Basti pensare che lo scorso maggio quattro persone sono state denunciate all'Addaura e nella zona della Bandita: in tutti e due i casi gli agenti hanno accertato i furti insieme ai tecnici dell'Amap, che si sono trovati davanti ad impianti rudimentali, costruiti artigianalmente. Un grosso tubo era infatti direttamente collegato alla rete idrica comunale, bypassando il contatore domestico e quindi azzerando i consumi. Soltanto due mesi dopo, sono stati scoperti altri cinque allacci abusivi. Il nucleo Antifrodi della polizia municipale e il personale della società di via Volturno, hanno rilevato le irregolarità nelle vie Altofonte, Scimonelli, Perez, Pietro dell’Aquila e Santa Maria di Gesù.
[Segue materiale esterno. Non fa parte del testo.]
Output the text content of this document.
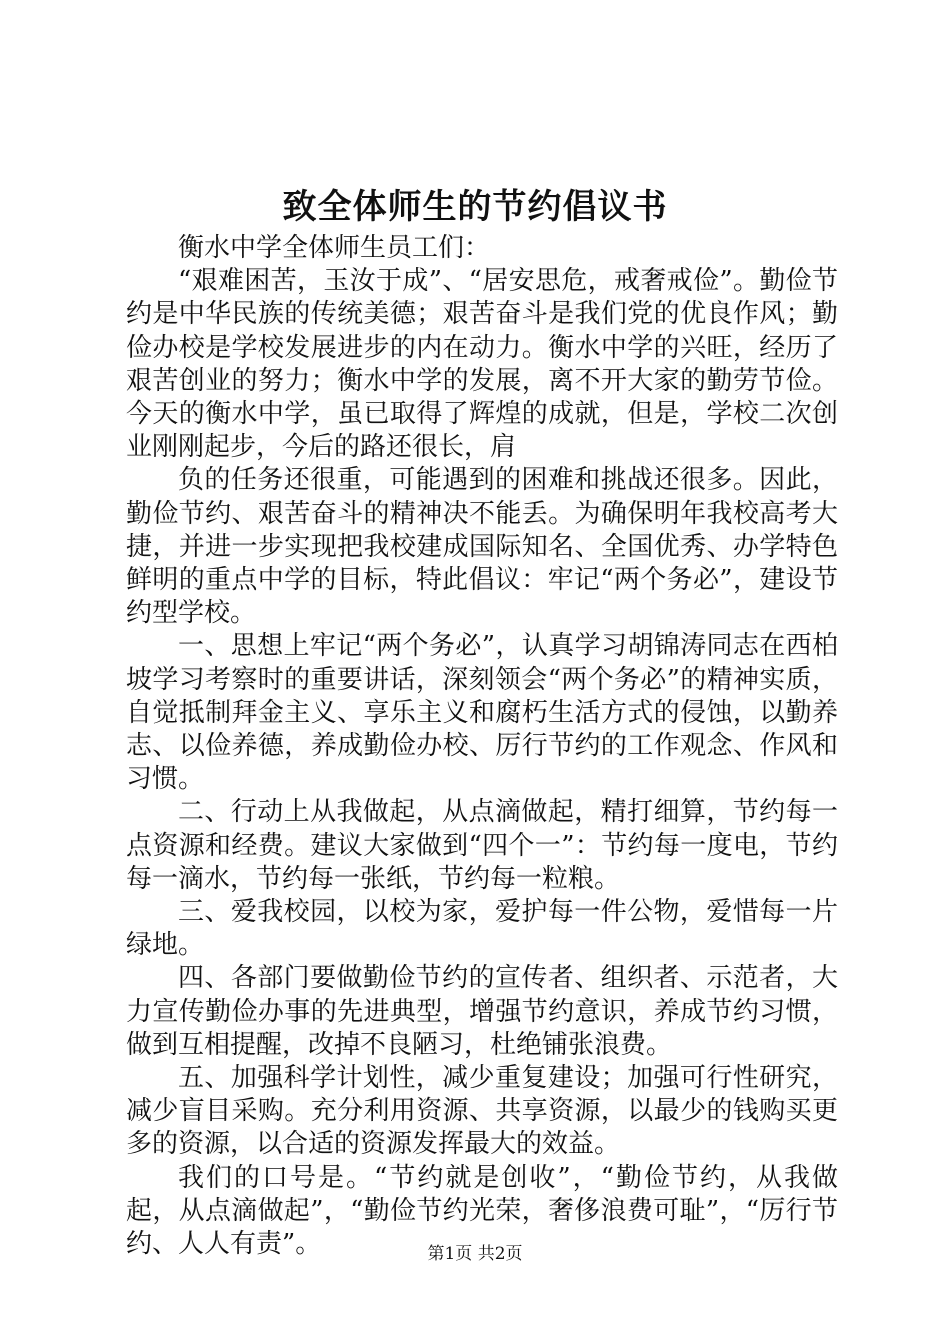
致全体师生的节约倡议书

衡水中学全体师生员工们：

“艰难困苦，玉汝于成”、“居安思危，戒奢戒俭”。勤俭节约是中华民族的传统美德；艰苦奋斗是我们党的优良作风；勤俭办校是学校发展进步的内在动力。衡水中学的兴旺，经历了艰苦创业的努力；衡水中学的发展，离不开大家的勤劳节俭。今天的衡水中学，虽已取得了辉煌的成就，但是，学校二次创业刚刚起步，今后的路还很长，肩

负的任务还很重，可能遇到的困难和挑战还很多。因此，勤俭节约、艰苦奋斗的精神决不能丢。为确保明年我校高考大捷，并进一步实现把我校建成国际知名、全国优秀、办学特色鲜明的重点中学的目标，特此倡议：牢记“两个务必”，建设节约型学校。

一、思想上牢记“两个务必”，认真学习胡锦涛同志在西柏坡学习考察时的重要讲话，深刻领会“两个务必”的精神实质，自觉抵制拜金主义、享乐主义和腐朽生活方式的侵蚀，以勤养志、以俭养德，养成勤俭办校、厉行节约的工作观念、作风和习惯。

二、行动上从我做起，从点滴做起，精打细算，节约每一点资源和经费。建议大家做到“四个一”：节约每一度电，节约每一滴水，节约每一张纸，节约每一粒粮。

三、爱我校园，以校为家，爱护每一件公物，爱惜每一片绿地。

四、各部门要做勤俭节约的宣传者、组织者、示范者，大力宣传勤俭办事的先进典型，增强节约意识，养成节约习惯，做到互相提醒，改掉不良陋习，杜绝铺张浪费。

五、加强科学计划性，减少重复建设；加强可行性研究，减少盲目采购。充分利用资源、共享资源，以最少的钱购买更多的资源，以合适的资源发挥最大的效益。

我们的口号是。“节约就是创收”，“勤俭节约，从我做起，从点滴做起”，“勤俭节约光荣，奢侈浪费可耻”，“厉行节约、人人有责”。	第1页 共2页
La prima denuncia è scattata per un sessantunenne che ha utilizzato un vecchio contatore non censito dall’Amap per l'approvvigionamento dell’acqua. Gli altri quattro furti  sono stati messi in pratica con la stessa tecnica: allaccio diretto alla rete idrica. E sul fronte dei furti di luce non va di certo meglio. Il fenomeno continua a diffondersi sia in città che in provincia, e riguarda sia abitazioni che attività commerciali. Poche settimane fa i carabinieri hanno fatto scattare un arresto e otto denunce per furto aggravato di energia elettrica: al Cep un'intera palazzina era allacciata abusivamente all'impianto pubblico dell'Enel.

Danni economici che ammontano a migliaia di euro quelli ai danni delle due società erogatrici, che devono far fronte a numeri sempre più alti di furti e manomissioni, spesso pericolosi anche per l'incolumità pubblica perché effettuati con cavi volanti, allacci abusivi, magneti. Il lungo elenco di chi finisce in arresto per furto aggravato di energia elettrica, a Palermo e in provincia, colleziona stratagemmi di ogni tipo e non risparmia donne e negozianti. Più di cento gli uomini finiti in manette nell'ultimo anno, tra impiegati, pensionati, nullafacenti e cittadini extracomunitari, mentre le denunce a piede libero ammontano a novantotto, tra furti di energia elettrica accertati in appartamenti o addirittura intere palazzine ed attività commerciali.